The following options can be passed to the ``learn/3`` predicate:

- ``tie_breaking(term_order)``: Select the lexicographically earliest
  optimal consensus ranking using the standard term order of the item
  identifiers.
- ``tie_breaking(declaration_order)``: Select the earliest optimal
  consensus ranking using the dataset declaration order preserved by the
  pairwise dataset helpers.

The default is ``tie_breaking(term_order)``.

Scoring semantics
-----------------

The learned ``scores/2`` values are reverse consensus positions. For a
learned consensus order with ``N`` items, the first item receives score
``N-1`` and the last item receives score ``0``.

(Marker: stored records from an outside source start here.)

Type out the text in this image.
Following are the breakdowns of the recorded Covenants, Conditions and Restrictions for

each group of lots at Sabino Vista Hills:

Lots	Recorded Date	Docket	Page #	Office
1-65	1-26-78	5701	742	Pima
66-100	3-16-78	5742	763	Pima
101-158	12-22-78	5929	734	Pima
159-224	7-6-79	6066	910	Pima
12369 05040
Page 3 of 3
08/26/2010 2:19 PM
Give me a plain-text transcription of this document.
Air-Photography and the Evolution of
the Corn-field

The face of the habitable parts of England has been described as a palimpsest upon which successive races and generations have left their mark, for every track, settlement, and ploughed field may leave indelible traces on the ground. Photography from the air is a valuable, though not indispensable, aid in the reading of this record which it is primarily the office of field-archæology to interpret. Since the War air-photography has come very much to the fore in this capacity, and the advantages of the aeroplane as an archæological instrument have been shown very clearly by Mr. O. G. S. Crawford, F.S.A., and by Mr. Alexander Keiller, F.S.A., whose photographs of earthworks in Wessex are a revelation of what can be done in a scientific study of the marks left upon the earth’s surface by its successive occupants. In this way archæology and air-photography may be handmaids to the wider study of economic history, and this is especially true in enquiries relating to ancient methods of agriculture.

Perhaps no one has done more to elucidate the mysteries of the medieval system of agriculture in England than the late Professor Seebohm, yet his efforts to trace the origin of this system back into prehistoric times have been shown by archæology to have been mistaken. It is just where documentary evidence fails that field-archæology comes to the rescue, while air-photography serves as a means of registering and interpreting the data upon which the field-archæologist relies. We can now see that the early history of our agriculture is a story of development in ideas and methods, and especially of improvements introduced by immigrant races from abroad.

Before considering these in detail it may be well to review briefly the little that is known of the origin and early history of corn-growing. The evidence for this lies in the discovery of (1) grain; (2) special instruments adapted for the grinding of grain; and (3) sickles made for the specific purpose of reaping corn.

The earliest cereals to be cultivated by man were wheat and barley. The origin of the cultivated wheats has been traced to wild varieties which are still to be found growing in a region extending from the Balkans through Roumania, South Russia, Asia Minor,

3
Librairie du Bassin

This positional encoding is a deterministic surrogate used to satisfy
the shared ``ranker_protocol`` scoring interface. The authoritative
Kemeny-Young output is the full ``consensus_ranking/2`` order together
with its ``consensus_score/2`` agreement value.

Diagnostics syntax
------------------

The ``diagnostics/2`` predicate returns a list of metadata terms with
the form:

::

   [
       model(kemeny_young_ranker),
       options(Options),
       consensus_ranking(ConsensusRanking),
       consensus_score(ConsensusScore),
       dataset_summary(DatasetSummary)
   ]

Ranker representation
---------------------

The learned ranker is represented by a compound term of the form:

::

   kemeny_young_ranker(Items, Scores, Diagnostics)

Where:

- ``Items``: List of ranked items.
- ``Scores``: List of ``Item-Score`` pairs.
- ``Diagnostics``: List of metadata terms, including the effective
  options, selected consensus ranking, maximum agreement score, and
  dataset summary.

Notes
-----

Kemeny-Young optimization is NP-hard in general. This implementation
uses an exact branch-and-bound search and is intended for small to
moderate item sets.

References
----------

1. Kemeny, J. G. (1959). *Mathematics without numbers*.
2. Young, H. P. (1988). *Condorcet's theory of voting*.